Funding
6.22.2022
Our Investment in Eppo

By Natalie Vais

Some of the most successful web-scale companies of the past decade have developed advanced experimentation platforms in-house to make better decisions with data (see Google, Netflix, Airbnb, Uber, Twitter, Spotify, Pinterest, DoorDash). Experimentation may be the clearest way for data science teams to drive bottom-line impact (i.e., revenue). Why do so many companies build their own experimentation stacks instead of leveraging an off-the-shelf solution?

We spoke with data and experimentation teams across startups and larger companies and found that there are (at least generally) six major components of a modern experimentation stack:

  1. Telemetry – instrumentation that provides a systematic way to track and collect events.
  2. Feature flagging – a method to remotely configure features on and off and control who sees what.
  3. Assignment service – responsible for bucketing users into different variants and properly randomizing an experiment’s traffic to ensure results are statistically unbiased.
  4. Stats engine – an engine that powers and enforces statistical analysis such as which tests to use, significance, etc.
  5. Metrics repo – a metrics repository to define and keep track of commonly used metrics. This includes guardrail metrics and product-specific metrics. Some systems also allow on-the-fly metrics calculation.
  6. Analysis UI – a visual interface to view, explore, and control experiments. This includes a way to analyze the results of experiments on different metrics and, in some cases, the ability to ramp up and down traffic.

In 2020, after validating that experimentation was a revenue driver for many web-scale companies with strong executive support, our investment team set out to research the systems that existed for high-growth companies to support experimentation cultures. We found that the off-the-shelf options lacked analytical rigor for deep product experimentation or were overly complex to integrate. A few other interesting things we found:

  • Heterogeneity is overestimated: Companies that build experimentation platforms often adopt a similar design based on six key components outlined above (telemetry, feature flagging, assignment service, stats engine, metrics repo, analysis UI).
  • Modular problems, modular solutions: Some of these components, like feature flagging, can power other use cases (like safe feature rollouts). As such, companies are reluctant to adopt end-to-end solutions that don’t integrate with their existing data stack and would prefer to adopt modular solutions that are optimized for the layers they don’t have.
  • Experimentation differs between B2B and B2C: Experimentation is becoming increasingly critical for B2B companies that go bottoms-up (and B2C companies with less user traffic) as they have fewer touchpoints with their customers.

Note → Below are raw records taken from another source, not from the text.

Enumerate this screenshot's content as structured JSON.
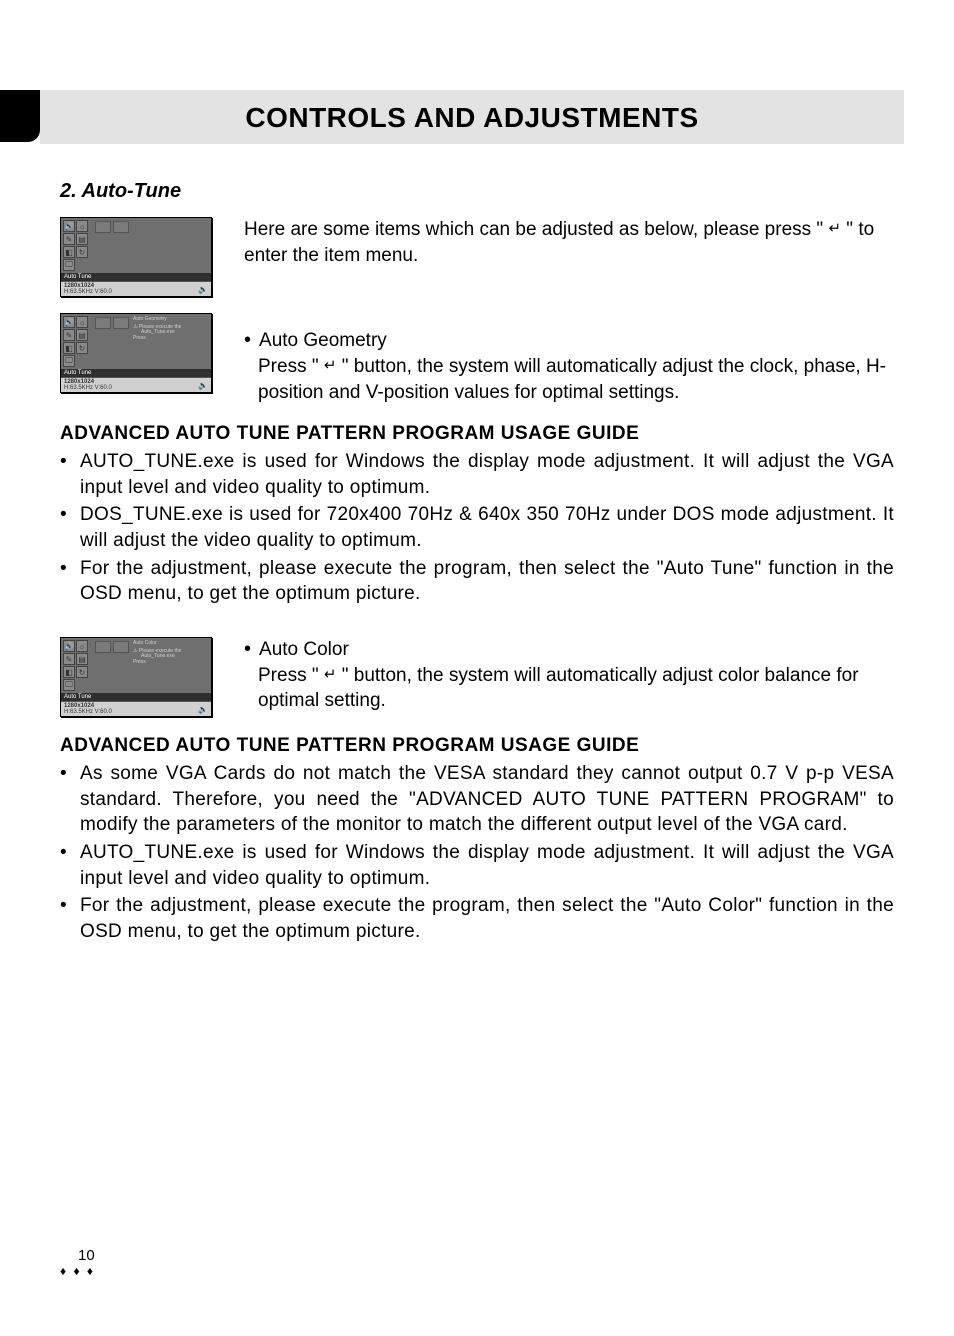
{
  "title": "CONTROLS AND ADJUSTMENTS",
  "section_number_title": "2. Auto-Tune",
  "intro_text_1": "Here are some items which can be adjusted as below, please press \" ",
  "intro_text_2": " \" to enter the item menu.",
  "enter_symbol": "↵",
  "osd_common": {
    "label": "Auto Tune",
    "res": "1280x1024",
    "freq": "H:63.5KHz V:60.0"
  },
  "osd2": {
    "sub_title": "Auto Geometry",
    "hint1": "Please execute the",
    "hint2": "Auto_Tune.exe",
    "hint3": "Press"
  },
  "osd3": {
    "sub_title": "Auto Color",
    "hint1": "Please execute the",
    "hint2": "Auto_Tune.exe",
    "hint3": "Press"
  },
  "auto_geometry": {
    "title": "Auto Geometry",
    "line1a": "Press \" ",
    "line1b": " \" button, the system will automatically adjust the clock, phase, H-position and V-position values for optimal settings."
  },
  "guide1": {
    "heading": "ADVANCED AUTO TUNE PATTERN PROGRAM USAGE GUIDE",
    "b1": "AUTO_TUNE.exe is used for Windows the display mode adjustment. It will adjust the VGA input level and video quality to optimum.",
    "b2": "DOS_TUNE.exe is used for 720x400 70Hz & 640x 350 70Hz under DOS mode adjustment. It will adjust the video quality to optimum.",
    "b3": "For the adjustment, please execute the program, then select the \"Auto Tune\" function in the OSD menu, to get the optimum picture."
  },
  "auto_color": {
    "title": "Auto Color",
    "line1a": "Press \" ",
    "line1b": " \" button, the system will automatically adjust color balance for optimal setting."
  },
  "guide2": {
    "heading": "ADVANCED AUTO TUNE PATTERN PROGRAM USAGE GUIDE",
    "b1": "As some VGA Cards do not match the VESA standard they cannot output 0.7 V p-p VESA standard. Therefore, you need the \"ADVANCED AUTO TUNE PATTERN PROGRAM\" to modify the parameters of the monitor to match the different output level of the VGA card.",
    "b2": "AUTO_TUNE.exe is used for Windows the display mode adjustment. It will adjust the VGA input level and video quality to optimum.",
    "b3": "For the adjustment, please execute the program, then select the \"Auto Color\" function in the OSD menu, to get the optimum picture."
  },
  "footer": {
    "page": "10",
    "diamonds": "♦ ♦ ♦"
  }
}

These companies have unique needs related to the statistical engine and analysis UI.
  • No suitable commercial or OSS experimentation solutions exist for many teams: Most teams would prefer not to build in-house, but existing tools don’t integrate easily with their data stacks (e.g. feature flagging tools, data warehouse) or meet their analytical needs (e.g. automated diagnostics, outlier detection, self-serve investigations).

Along the way, we met Chetan Sharma. Che spent his career building experimentation tooling at B2C and B2B companies like Airbnb and Webflow, experiencing firsthand the impact that data-driven culture has on product development. When we met, he was developing a vision around making experimentation accessible to any company – so that any person could test new product ideas (after all, Eppo stands for “Every Paid Person’s Opinion”). Among his previous work, he created the widely popular Airbnb Knowledge Repo. He’s committed not only to helping companies run experiments to make product decisions but also to helping teams build and access institutional knowledge gleaned from experiments. In many ways, Che is an archetypical Amplify founder — he encountered a problem, designed a solution, and wanted to make that solution accessible to the rest of the world.

Over the course of several months, we got to know Che more and were particularly drawn to his approach targeting two largely unaddressed areas: the statistical engine and analysis UI. From our prior research in this space, we believed this was the most unsolved part of the experimentation stack and required someone with deep statistical know-how to execute. When Che vocalized that he was ready to start a company, we jumped at the opportunity to partner with him.

Che started Eppo in late 2020 and quickly assembled a team of all-stars with experience at companies like Strava, Slack, and Snowflake. Historically, top-notch, high-frequency experimentation was only reserved for companies who could afford to build systems in-house and staff an internal team to support the infrastructure. Eppo flips this narrative. The Eppo team designed an experimentation platform that allows companies to connect directly to their data warehouse and leverage a statistical engine and analytics UI to handle advanced use cases (e.g. guardrail metrics, automate power analysis, CUPED). With Eppo you get:

  • A dashboard to track, filter, and manage all running experiments
  • An SDK to randomly assign subjects to your experiment variations
  • A page for each experiment where you can track progress, metrics, and traffic allocation
  • An explore panel for diving into experiment metrics and splitting across dimensions
  • A metrics section for tracking and managing all experiment metrics with historical context

Since its founding, they have brought on a wide range of customers with different data volumes and use cases including Cameo, Foxtrot, and Netlify. Eppo is the tool that every company should use in their experimentation stack – which is why we’re thrilled to announce our seed and Series A investment in the company!